Örgütsel sağlık, verimlilik ve etkinlik bakımından örgütün iklimi önemlidir. Yöneticilerin sadece fiziksel koşulları iyileştirmesi, uygun çalışma ofisleri oluşturması, bilişim sistemleri kurması ve her tür teknolojik imkânlara sahip olması örgütsel verimlilik ve etkinlik için yeterli değildir. Her durumda örgütün en temel unsuru insandır ve insanın fiziksel ihtiyaçlarının yanında iş yerinde de olsa sosyal ihtiyaçları vardır. İnsanın bu tür sosyal ihtiyaçları ancak davranış bilimlerinin imkânıyla anlaşılır ve giderilebilir.

Davranış bilimleri yaklaşımının birçok bilim dalıyla ilgili olması, bu bilim dalının olayları ve olguları “'tünel bakış açısı”yla değil, çok geniş bir perspektiften değerlendirdiğini gösterir.
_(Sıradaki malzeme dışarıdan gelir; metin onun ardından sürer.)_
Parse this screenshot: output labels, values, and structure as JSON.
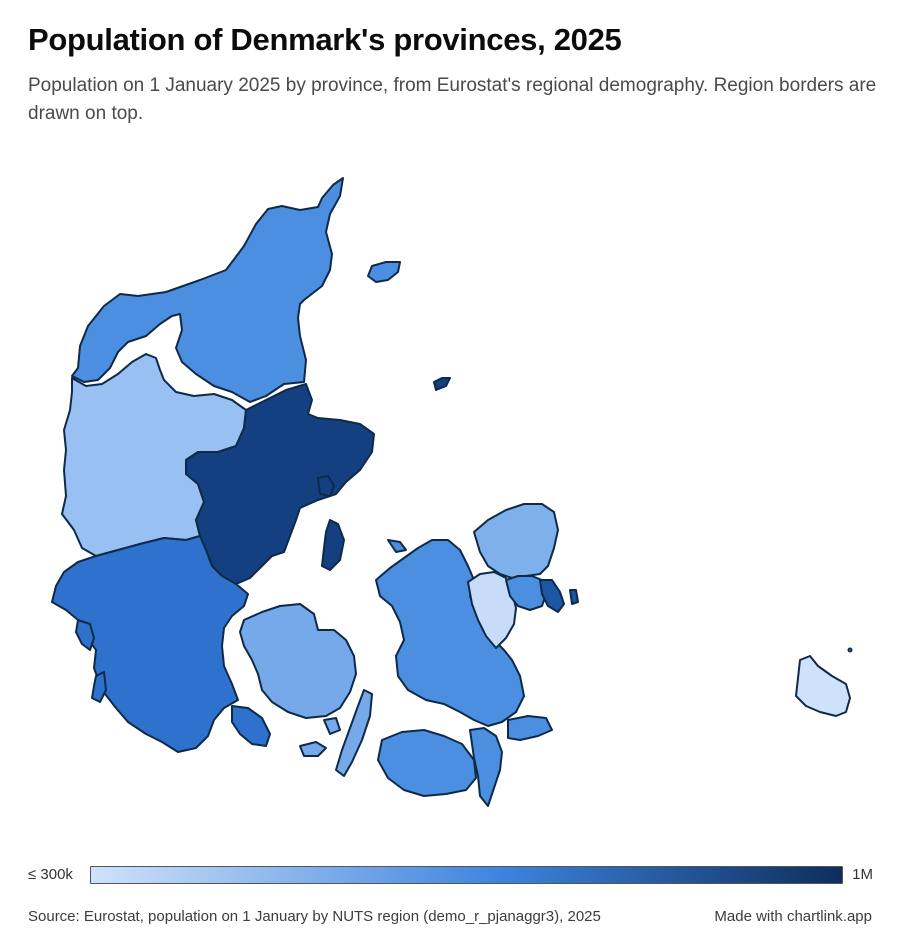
{
  "header": {
    "title": "Population of Denmark's provinces, 2025",
    "subtitle": "Population on 1 January 2025 by province, from Eurostat's regional demography. Region borders are drawn on top."
  },
  "legend": {
    "min_label": "≤ 300k",
    "max_label": "1M",
    "color_low": "#cfe2fb",
    "color_mid": "#3d83dd",
    "color_high": "#0d2e5c"
  },
  "footer": {
    "source": "Source: Eurostat, population on 1 January by NUTS region (demo_r_pjanaggr3), 2025",
    "credit": "Made with chartlink.app"
  },
  "regions": [
    {
      "id": "nordjylland",
      "fill": "#4c8fe0"
    },
    {
      "id": "vestjylland",
      "fill": "#99c0f2"
    },
    {
      "id": "oestjylland",
      "fill": "#143f80"
    },
    {
      "id": "sydjylland",
      "fill": "#2f72cd"
    },
    {
      "id": "fyn",
      "fill": "#75a9ea"
    },
    {
      "id": "vest-og-sydsjaelland",
      "fill": "#4c8fe0"
    },
    {
      "id": "oestsjaelland",
      "fill": "#c7dcf8"
    },
    {
      "id": "nordsjaelland",
      "fill": "#7eb0ec"
    },
    {
      "id": "koebenhavns-omegn",
      "fill": "#4c8fe0"
    },
    {
      "id": "byen-koebenhavn",
      "fill": "#1e56a6"
    },
    {
      "id": "bornholm",
      "fill": "#cfe2fb"
    }
  ]
}
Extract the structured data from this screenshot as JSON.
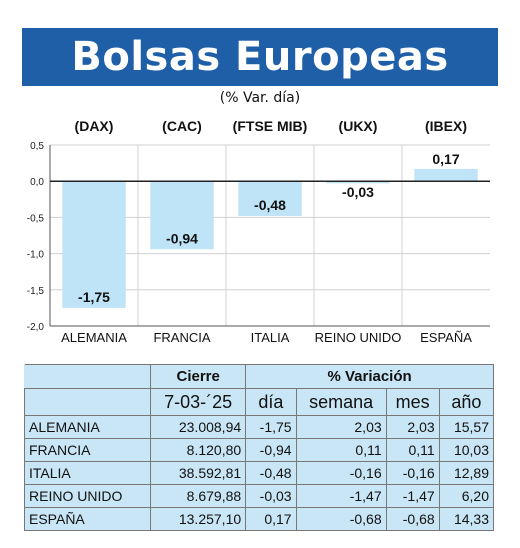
{
  "header": {
    "title": "Bolsas Europeas",
    "subtitle": "(% Var. día)"
  },
  "chart_data": {
    "type": "bar",
    "tickers": [
      "(DAX)",
      "(CAC)",
      "(FTSE MIB)",
      "(UKX)",
      "(IBEX)"
    ],
    "categories": [
      "ALEMANIA",
      "FRANCIA",
      "ITALIA",
      "REINO UNIDO",
      "ESPAÑA"
    ],
    "values": [
      -1.75,
      -0.94,
      -0.48,
      -0.03,
      0.17
    ],
    "value_labels": [
      "-1,75",
      "-0,94",
      "-0,48",
      "-0,03",
      "0,17"
    ],
    "ylim": [
      -2.0,
      0.5
    ],
    "yticks": [
      0.5,
      0.0,
      -0.5,
      -1.0,
      -1.5,
      -2.0
    ],
    "ytick_labels": [
      "0,5",
      "0,0",
      "-0,5",
      "-1,0",
      "-1,5",
      "-2,0"
    ],
    "grid": true,
    "bar_color": "#bfe3f7"
  },
  "table": {
    "header_cierre": "Cierre",
    "header_variacion": "% Variación",
    "date": "7-03-´25",
    "col_dia": "día",
    "col_semana": "semana",
    "col_mes": "mes",
    "col_anio": "año",
    "rows": [
      {
        "country": "ALEMANIA",
        "cierre": "23.008,94",
        "dia": "-1,75",
        "semana": "2,03",
        "mes": "2,03",
        "anio": "15,57"
      },
      {
        "country": "FRANCIA",
        "cierre": "8.120,80",
        "dia": "-0,94",
        "semana": "0,11",
        "mes": "0,11",
        "anio": "10,03"
      },
      {
        "country": "ITALIA",
        "cierre": "38.592,81",
        "dia": "-0,48",
        "semana": "-0,16",
        "mes": "-0,16",
        "anio": "12,89"
      },
      {
        "country": "REINO UNIDO",
        "cierre": "8.679,88",
        "dia": "-0,03",
        "semana": "-1,47",
        "mes": "-1,47",
        "anio": "6,20"
      },
      {
        "country": "ESPAÑA",
        "cierre": "13.257,10",
        "dia": "0,17",
        "semana": "-0,68",
        "mes": "-0,68",
        "anio": "14,33"
      }
    ]
  }
}
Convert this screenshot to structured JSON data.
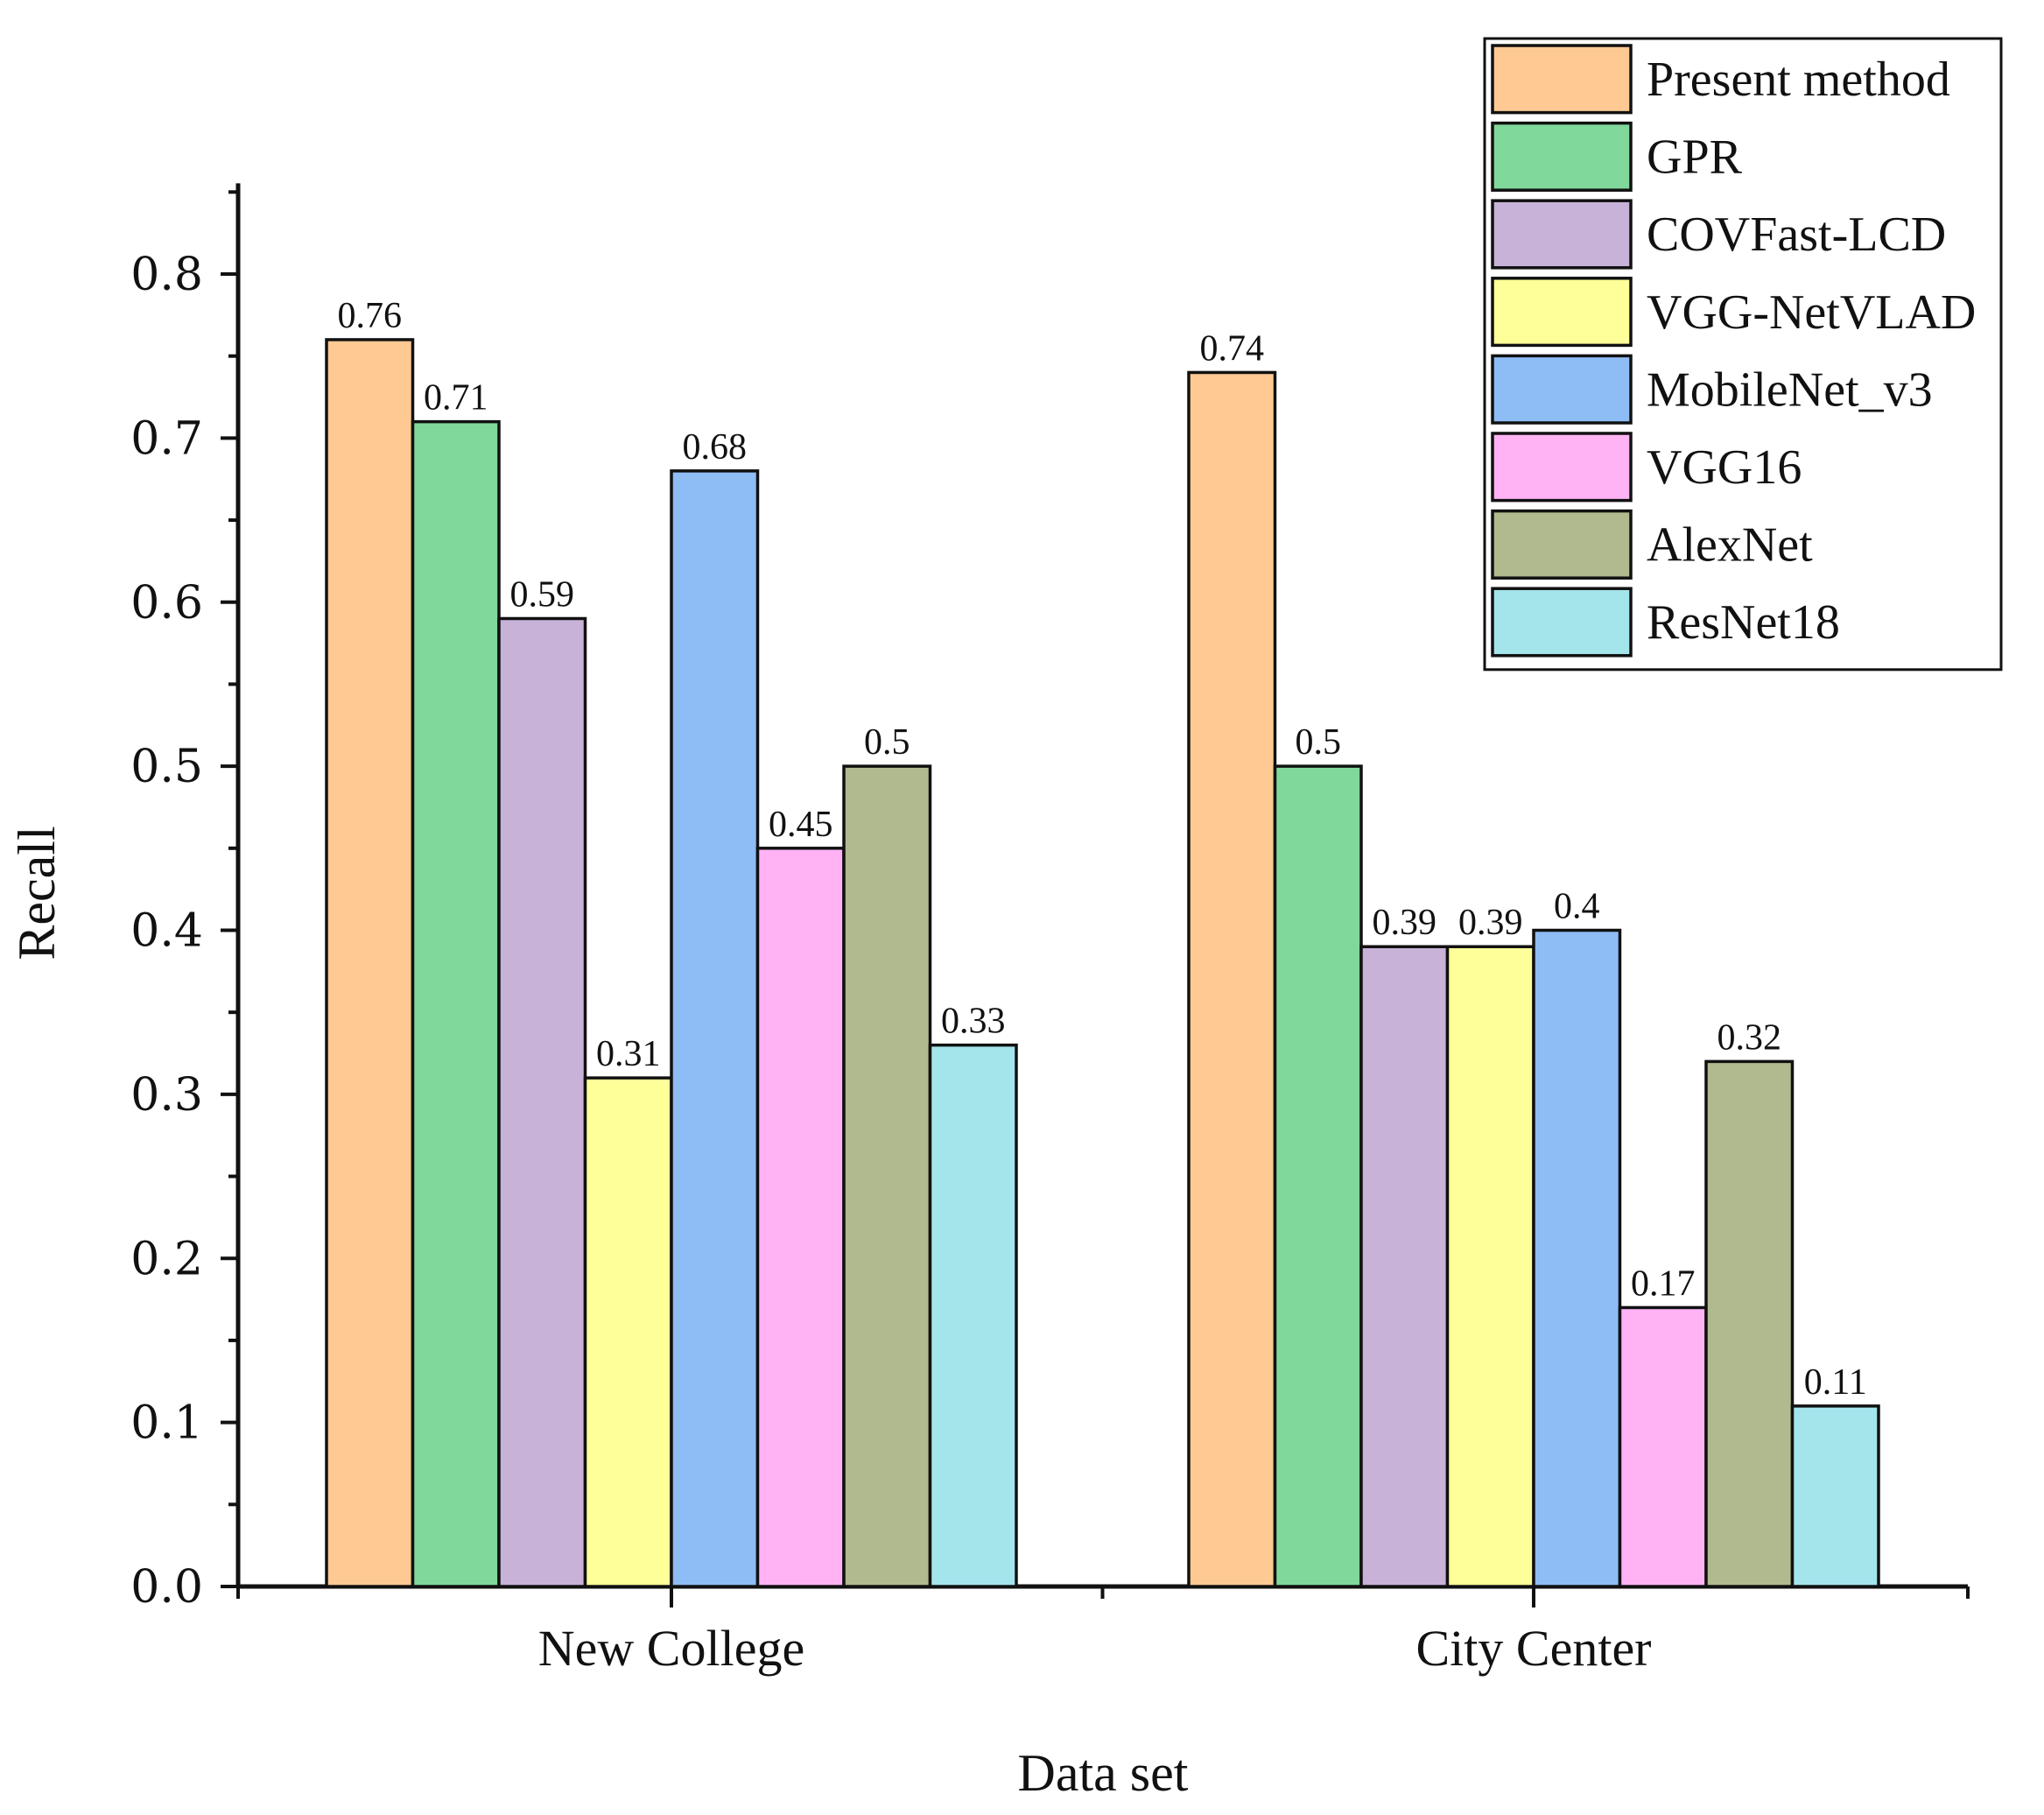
{
  "chart_data": {
    "type": "bar",
    "title": "",
    "xlabel": "Data set",
    "ylabel": "Recall",
    "ylim": [
      0,
      0.85
    ],
    "yticks": [
      "0.0",
      "0.1",
      "0.2",
      "0.3",
      "0.4",
      "0.5",
      "0.6",
      "0.7",
      "0.8"
    ],
    "ytick_values": [
      0,
      0.1,
      0.2,
      0.3,
      0.4,
      0.5,
      0.6,
      0.7,
      0.8
    ],
    "categories": [
      "New College",
      "City Center"
    ],
    "legend_position": "top-right",
    "series": [
      {
        "name": "Present method",
        "color": "#FFC993",
        "values": [
          0.76,
          0.74
        ]
      },
      {
        "name": "GPR",
        "color": "#80D89B",
        "values": [
          0.71,
          0.5
        ]
      },
      {
        "name": "COVFast-LCD",
        "color": "#C8B2D8",
        "values": [
          0.59,
          0.39
        ]
      },
      {
        "name": "VGG-NetVLAD",
        "color": "#FFFF99",
        "values": [
          0.31,
          0.39
        ]
      },
      {
        "name": "MobileNet_v3",
        "color": "#8EBCF5",
        "values": [
          0.68,
          0.4
        ]
      },
      {
        "name": "VGG16",
        "color": "#FFB3F5",
        "values": [
          0.45,
          0.17
        ]
      },
      {
        "name": "AlexNet",
        "color": "#B1B98F",
        "values": [
          0.5,
          0.32
        ]
      },
      {
        "name": "ResNet18",
        "color": "#A4E5EC",
        "values": [
          0.33,
          0.11
        ]
      }
    ],
    "data_labels": [
      [
        "0.76",
        "0.74"
      ],
      [
        "0.71",
        "0.5"
      ],
      [
        "0.59",
        "0.39"
      ],
      [
        "0.31",
        "0.39"
      ],
      [
        "0.68",
        "0.4"
      ],
      [
        "0.45",
        "0.17"
      ],
      [
        "0.5",
        "0.32"
      ],
      [
        "0.33",
        "0.11"
      ]
    ]
  }
}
Çünkü davranış bilimleri açısından olayların ve davranışların tek bir sebebi yoktur. Bir olay değişik perspektiflerden bakıldığında birçok faktöre bağlı olarak açıklanır. Bu nedenle pek çok bilimsel disiplinin davranış bilimlerinin açıklamasında kullanıldığını görmekteyiz.

Sıralamak gerekirse davranış bilimleri; tıpta davranış bilimleri, sporda davranış bilimleri, askeriyede davranış bilimleri, hemşirelikte davranış bilimleri, ailede davranış bilimleri, eğitim bilimlerinde davranış bilimleri, mühendislikte davranış bilimleri, sanayide davranış bilimleri, hizmet sektöründe davranış bilimleri sayılabilir. Bu ilgi alanları aynı zamanda davranış bilimleri; sadece psikoloji, sosyoloji, sosyal psikoloji ve antropoloji disiplinleriyle değil, sosyal bilimlerin neredeyse tüm alanlarıyla ilgili bir bilimler grubu özelliği göstermektedir.